Arrivé en 2017 à Kinshasa, l’ambassadeur d’Italie en République démocratique du Congo, Luca Attanasio, est décrit comme un diplomate empathique. Sa disparition tragique est comme un défi lancé par ses assassins – et ceux de son garde du corps – au nouveau président en exercice de l’Union africaine (UA). En effet, depuis quinze jours, le numéro un congolais voit converger vers lui tous les dossiers brûlants du continent. La chaleur du feu qui couve à l’est de la RDC ne peut que l’atteindre, encore plus fortement que si c’était ailleurs. Ceux qui ont perpétré cet acte odieux ne l’ignorent pas. Ils savent pertinemment que les projecteurs sont braqués depuis le 6 février sur ce pays d’Afrique centrale dont le dirigeant trône pour une période d’une année au sommet de l’organisation panafricaine. Alors poser un acte audacieux ciblant de surcroît un diplomate européen revient pour le groupe armé qui en est l’auteur à défier non seulement le pouvoir central de Kinshasa, mais aussi tout un continent. Et par ricochet, tous les pays membres de l’Union européenne à commencer par l’Italie dont deux de ses citoyens sont parmi les trois victimes de l’assaut survenu lundi près de Goma.

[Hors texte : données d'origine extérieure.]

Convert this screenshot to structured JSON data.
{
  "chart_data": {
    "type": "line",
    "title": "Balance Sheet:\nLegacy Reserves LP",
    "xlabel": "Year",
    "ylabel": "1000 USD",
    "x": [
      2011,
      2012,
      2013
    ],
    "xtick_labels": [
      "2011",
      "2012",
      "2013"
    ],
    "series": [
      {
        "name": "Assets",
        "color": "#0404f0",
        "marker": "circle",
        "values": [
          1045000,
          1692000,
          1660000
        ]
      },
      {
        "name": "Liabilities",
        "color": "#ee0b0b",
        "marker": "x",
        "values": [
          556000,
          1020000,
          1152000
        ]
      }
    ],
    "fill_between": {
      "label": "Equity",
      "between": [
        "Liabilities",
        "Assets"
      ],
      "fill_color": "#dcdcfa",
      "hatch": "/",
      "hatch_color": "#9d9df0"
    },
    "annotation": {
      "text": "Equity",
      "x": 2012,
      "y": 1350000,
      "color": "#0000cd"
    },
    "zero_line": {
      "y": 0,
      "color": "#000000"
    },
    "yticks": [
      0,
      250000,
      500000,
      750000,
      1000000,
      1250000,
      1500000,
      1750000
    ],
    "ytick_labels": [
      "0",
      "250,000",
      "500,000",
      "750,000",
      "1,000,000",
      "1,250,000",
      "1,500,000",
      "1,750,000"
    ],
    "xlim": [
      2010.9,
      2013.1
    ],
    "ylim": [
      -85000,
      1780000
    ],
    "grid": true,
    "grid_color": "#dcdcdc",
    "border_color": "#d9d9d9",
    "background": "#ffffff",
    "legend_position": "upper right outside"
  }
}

Bien évidemment, les réactions ont fusé de partout. De Washington à Rome, en passant par les capitales africaines, les condamnations affluent. La communauté internationale, qui s’était habituée malheureusement à regarder ailleurs quand les victimes étaient seulement congolaises, est aujourd’hui confrontée à la triste réalité que vivent quotidiennement les habitants endeuillés du Nord-Kivu. Il n’est certes pas question de hiérarchiser les morts. Mais il faut mettre à profit ce drame effroyable pour un sursaut : mettre hors d’état de nuire tous les groupes armés et les milices locales qui sèment la mort au quotidien dans cette région et les autres provinces du pays. La communauté internationale doit aider à trouver les voies et moyens d’y parvenir. Le mandat de Félix Tshisekedi à la tête de l’UA doit aussi y contribuer fortement. En effet, ce mandat ne peut que prendre un tour beaucoup plus sécuritaire que ce qui a été initialement prévu. L’urgence de la situation à l’est de la RDC l’exige, si l’on ne veut pas décevoir les attentes des Kivutiens . Là-bas, la guerre n’a que trop duré. Les violences ont trop endeuillé les familles congolaises. Celles-ci sont à bout.

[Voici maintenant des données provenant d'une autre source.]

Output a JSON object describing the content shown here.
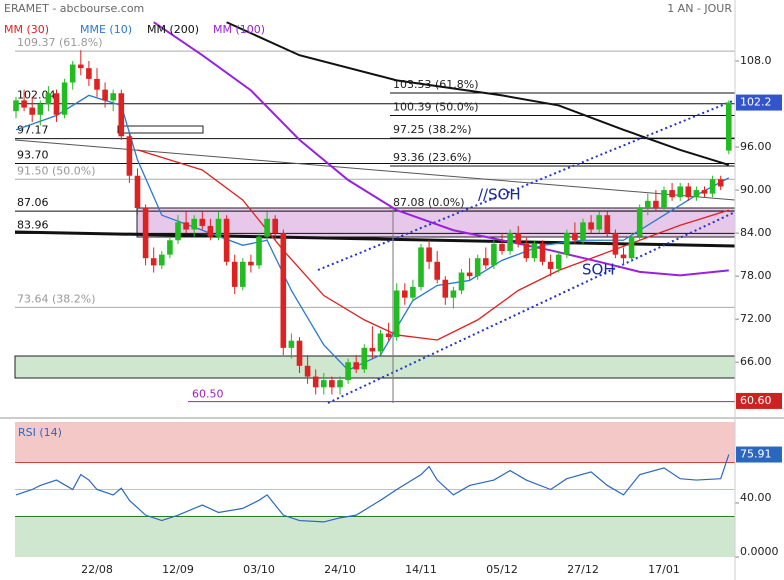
{
  "chart_data": [
    {
      "type": "candlestick",
      "title": "ERAMET - abcbourse.com",
      "period": "1 AN - JOUR",
      "categories": [
        null,
        null,
        null,
        null,
        null,
        null,
        null,
        null,
        null,
        null,
        "22/08",
        null,
        null,
        null,
        null,
        null,
        null,
        null,
        null,
        null,
        "12/09",
        null,
        null,
        null,
        null,
        null,
        null,
        null,
        null,
        null,
        "03/10",
        null,
        null,
        null,
        null,
        null,
        null,
        null,
        null,
        null,
        "24/10",
        null,
        null,
        null,
        null,
        null,
        null,
        null,
        null,
        null,
        "14/11",
        null,
        null,
        null,
        null,
        null,
        null,
        null,
        null,
        null,
        "05/12",
        null,
        null,
        null,
        null,
        null,
        null,
        null,
        null,
        null,
        "27/12",
        null,
        null,
        null,
        null,
        null,
        null,
        null,
        null,
        null,
        "17/01",
        null,
        null,
        null,
        null,
        null,
        null,
        null,
        null
      ],
      "open": [
        101,
        102.5,
        101.5,
        100.5,
        102,
        103.5,
        100.5,
        105,
        107.5,
        107,
        105.5,
        104,
        102.5,
        103.5,
        97.5,
        92,
        87.5,
        80.5,
        79.5,
        81,
        83,
        85.5,
        84.5,
        86,
        85,
        83.5,
        86,
        80,
        76.5,
        80,
        79.5,
        83.5,
        86,
        84,
        68,
        69,
        65.5,
        64,
        62.5,
        63.5,
        62.5,
        63.5,
        66,
        65,
        68,
        67.5,
        70,
        69.5,
        76,
        75,
        76.5,
        82,
        80,
        77.5,
        75,
        76,
        78.5,
        78,
        80.5,
        79.5,
        82.5,
        81.5,
        84,
        82.5,
        80.5,
        82.5,
        80,
        79,
        81,
        84,
        83,
        85.5,
        84.5,
        86.5,
        84,
        81,
        80.5,
        83.5,
        87.5,
        88.5,
        87.5,
        90,
        89,
        90.5,
        89,
        90,
        89.5,
        91.5,
        95.5
      ],
      "high": [
        103,
        104,
        103,
        102.5,
        104.5,
        104,
        105.5,
        108,
        109.5,
        108,
        107,
        105,
        104,
        104,
        98,
        93,
        88,
        82,
        81.5,
        83.5,
        86.5,
        87,
        86.5,
        87,
        86,
        87,
        86.5,
        81,
        80.5,
        81,
        84,
        87,
        86.5,
        84.5,
        70,
        69.5,
        67,
        65,
        64.5,
        64,
        64,
        66.5,
        67,
        68.5,
        71,
        70.5,
        71.5,
        77,
        77,
        77.5,
        82.5,
        83,
        81.5,
        78,
        76.5,
        79,
        80.5,
        81,
        82,
        83,
        84,
        84.5,
        85,
        83.5,
        83,
        83,
        81,
        81.5,
        84.5,
        85.5,
        86,
        86.5,
        87,
        87,
        84.5,
        82,
        84,
        88,
        89.5,
        90,
        90.5,
        91,
        91,
        91,
        90.5,
        90.5,
        92,
        92,
        102.5
      ],
      "low": [
        100,
        101,
        99.5,
        99,
        101,
        99.5,
        100,
        104,
        106,
        104.5,
        103,
        101.5,
        101,
        97,
        91,
        86.5,
        79.5,
        78.5,
        79,
        80.5,
        82.5,
        84,
        83.5,
        84.5,
        83,
        83,
        79.5,
        75.5,
        76,
        78.5,
        79,
        83,
        83,
        67,
        66.5,
        64.5,
        63,
        61.5,
        61.5,
        61.5,
        61.5,
        63,
        64.5,
        64.5,
        66.5,
        67,
        69,
        69,
        74,
        74.5,
        76,
        79,
        77,
        74,
        73.5,
        75.5,
        77.5,
        77.5,
        79,
        79,
        81,
        81,
        82,
        80,
        80,
        79.5,
        78,
        78.5,
        80.5,
        82.5,
        82.5,
        84,
        84,
        83.5,
        80.5,
        79.5,
        80,
        83,
        86.5,
        87,
        87,
        88.5,
        88.5,
        88.5,
        88.5,
        89,
        89,
        90,
        95
      ],
      "close": [
        102.5,
        101.5,
        100.5,
        102,
        103.5,
        100.5,
        105,
        107.5,
        107,
        105.5,
        104,
        102.5,
        103.5,
        97.5,
        92,
        87.5,
        80.5,
        79.5,
        81,
        83,
        85.5,
        84.5,
        86,
        85,
        83.5,
        86,
        80,
        76.5,
        80,
        79.5,
        83.5,
        86,
        84,
        68,
        69,
        65.5,
        64,
        62.5,
        63.5,
        62.5,
        63.5,
        66,
        65,
        68,
        67.5,
        70,
        69.5,
        76,
        75,
        76.5,
        82,
        80,
        77.5,
        75,
        76,
        78.5,
        78,
        80.5,
        79.5,
        82.5,
        81.5,
        84,
        82.5,
        80.5,
        82.5,
        80,
        79,
        81,
        84,
        83,
        85.5,
        84.5,
        86.5,
        84,
        81,
        80.5,
        83.5,
        87.5,
        88.5,
        87.5,
        90,
        89,
        90.5,
        89,
        90,
        89.5,
        91.5,
        90.5,
        102.2
      ],
      "up_color": "#22bb22",
      "down_color": "#dd2222",
      "ylim": [
        58.5,
        116.5
      ],
      "yticks": [
        {
          "value": 108,
          "label": "108.0"
        },
        {
          "value": 96,
          "label": "96.00"
        },
        {
          "value": 90,
          "label": "90.00"
        },
        {
          "value": 84,
          "label": "84.00"
        },
        {
          "value": 78,
          "label": "78.00"
        },
        {
          "value": 72,
          "label": "72.00"
        },
        {
          "value": 66,
          "label": "66.00"
        }
      ],
      "series": [
        {
          "name": "MM (30)",
          "color": "#e02020",
          "x": [
            15,
            23,
            28,
            33,
            38,
            43,
            47,
            52,
            57,
            62,
            67,
            72,
            77,
            82,
            88
          ],
          "values": [
            95.6,
            92.8,
            88.6,
            81.6,
            75.3,
            71.9,
            69.8,
            69.1,
            71.9,
            76,
            78.8,
            80.9,
            83,
            85.1,
            87.2
          ]
        },
        {
          "name": "MME (10)",
          "color": "#2a78d0",
          "x": [
            0,
            5,
            9,
            13,
            15,
            18,
            23,
            28,
            31,
            34,
            38,
            41,
            45,
            49,
            52,
            56,
            60,
            65,
            70,
            75,
            80,
            84,
            88
          ],
          "values": [
            98.4,
            100.4,
            103.2,
            101.8,
            94.2,
            86.5,
            84.4,
            82.3,
            83,
            76,
            68.4,
            64.9,
            67,
            74.6,
            76.7,
            77.4,
            80.2,
            82.3,
            83,
            83,
            86.5,
            89.3,
            91.7
          ]
        },
        {
          "name": "MM (200)",
          "color": "#111111",
          "x": [
            26,
            35,
            47,
            60,
            67,
            75,
            82,
            88
          ],
          "values": [
            113.4,
            108.8,
            105.3,
            103.2,
            101.8,
            98.4,
            95.6,
            93.5
          ]
        },
        {
          "name": "MM (100)",
          "color": "#9a20e0",
          "x": [
            17,
            23,
            29,
            35,
            41,
            47,
            54,
            60,
            66,
            72,
            77,
            82,
            88
          ],
          "values": [
            113.4,
            108.8,
            103.9,
            97,
            91.4,
            87.2,
            84.4,
            83,
            81.6,
            80,
            78.6,
            78.1,
            78.8
          ]
        }
      ],
      "left_levels": [
        {
          "value": 109.37,
          "label": "109.37  (61.8%)",
          "color": "#aaaaaa"
        },
        {
          "value": 102.04,
          "label": "102.04",
          "color": "#111111"
        },
        {
          "value": 97.17,
          "label": "97.17",
          "color": "#111111"
        },
        {
          "value": 93.7,
          "label": "93.70",
          "color": "#111111"
        },
        {
          "value": 91.5,
          "label": "91.50  (50.0%)",
          "color": "#aaaaaa"
        },
        {
          "value": 87.06,
          "label": "87.06",
          "color": "#111111"
        },
        {
          "value": 83.96,
          "label": "83.96",
          "color": "#111111"
        },
        {
          "value": 73.64,
          "label": "73.64  (38.2%)",
          "color": "#aaaaaa"
        }
      ],
      "right_levels": [
        {
          "value": 103.53,
          "label": "103.53  (61.8%)",
          "color": "#111111"
        },
        {
          "value": 100.39,
          "label": "100.39  (50.0%)",
          "color": "#111111"
        },
        {
          "value": 97.25,
          "label": "97.25  (38.2%)",
          "color": "#111111"
        },
        {
          "value": 93.36,
          "label": "93.36  (23.6%)",
          "color": "#111111"
        },
        {
          "value": 87.08,
          "label": "87.08  (0.0%)",
          "color": "#111111"
        }
      ],
      "low_level": {
        "value": 60.5,
        "label": "60.50",
        "color": "#a020c0"
      },
      "last_price": 102.2,
      "low_price": {
        "value": 60.6,
        "label": "60.60"
      },
      "annotations": [
        "//SOH",
        "SOH"
      ]
    },
    {
      "type": "line",
      "title": "RSI (14)",
      "color": "#2a68c0",
      "x": [
        0,
        2,
        3,
        5,
        7,
        8,
        9,
        10,
        12,
        13,
        14,
        16,
        18,
        20,
        23,
        25,
        28,
        30,
        31,
        33,
        35,
        38,
        40,
        42,
        45,
        47,
        50,
        51,
        52,
        54,
        56,
        59,
        61,
        63,
        66,
        68,
        71,
        73,
        75,
        77,
        80,
        82,
        84,
        87,
        88
      ],
      "values": [
        46,
        50,
        53,
        57,
        50,
        61,
        57,
        50,
        46,
        51,
        42,
        31,
        27,
        31,
        38.5,
        33,
        36,
        42,
        46,
        31,
        27,
        26,
        29,
        31,
        42,
        50,
        61,
        67,
        57,
        46,
        53,
        57,
        64,
        57,
        50,
        58,
        63,
        53,
        46,
        61,
        66,
        58,
        57,
        58,
        75.91
      ],
      "ylim": [
        0,
        100
      ],
      "yticks": [
        {
          "value": 40,
          "label": "40.00"
        },
        {
          "value": 0,
          "label": "0.0000"
        }
      ],
      "overbought": 70,
      "oversold": 30,
      "midline": 50,
      "last_value": 75.91
    }
  ]
}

Le chef de l’Etat leur a certes promis le retour à une vie paisible et normale. Mais les circonstances exceptionnelles imposent un agenda quelque peu chamboulé. Avec l’aide de la communauté
internationale, il doit faire de la pacification de l’est de la RDC — où sévissent 122 groupes armés
actifs, selon le Baromètre sécuritaire du Kivu — la priorité de ses priorités.Trêve de tergiversation. Son mandat à la tête de l’UA sera à coup sûr une réussite si la paix revient à l’Est, ou du moins si les massacres des populations paisibles s’estompent. Une éventuelle réélection en 2023 de l’actuel chef de l’Etat – s’il veut briguer un nouveau mandat – serait facilitée si les groupes armés cessaient de contrôler le moindre lopin de terre dans ces contrées orientales au sol ultra fertile et au sous-sol pourvu abondamment en produits miniers rares. On ne peut tenter de développer le Grand Kivu sans y faire régner durablement la paix. Et pour y parvenir, il faut désormais passer aux travaux pratiques. Tout doit être mis en œuvre pour atteindre cet objectif primordial. L’Etat de droit que veut instaurer le président congolais – exerçant désormais pleinement le pouvoir – nécessite au préalable de remettre l’est du pays à l’endroit.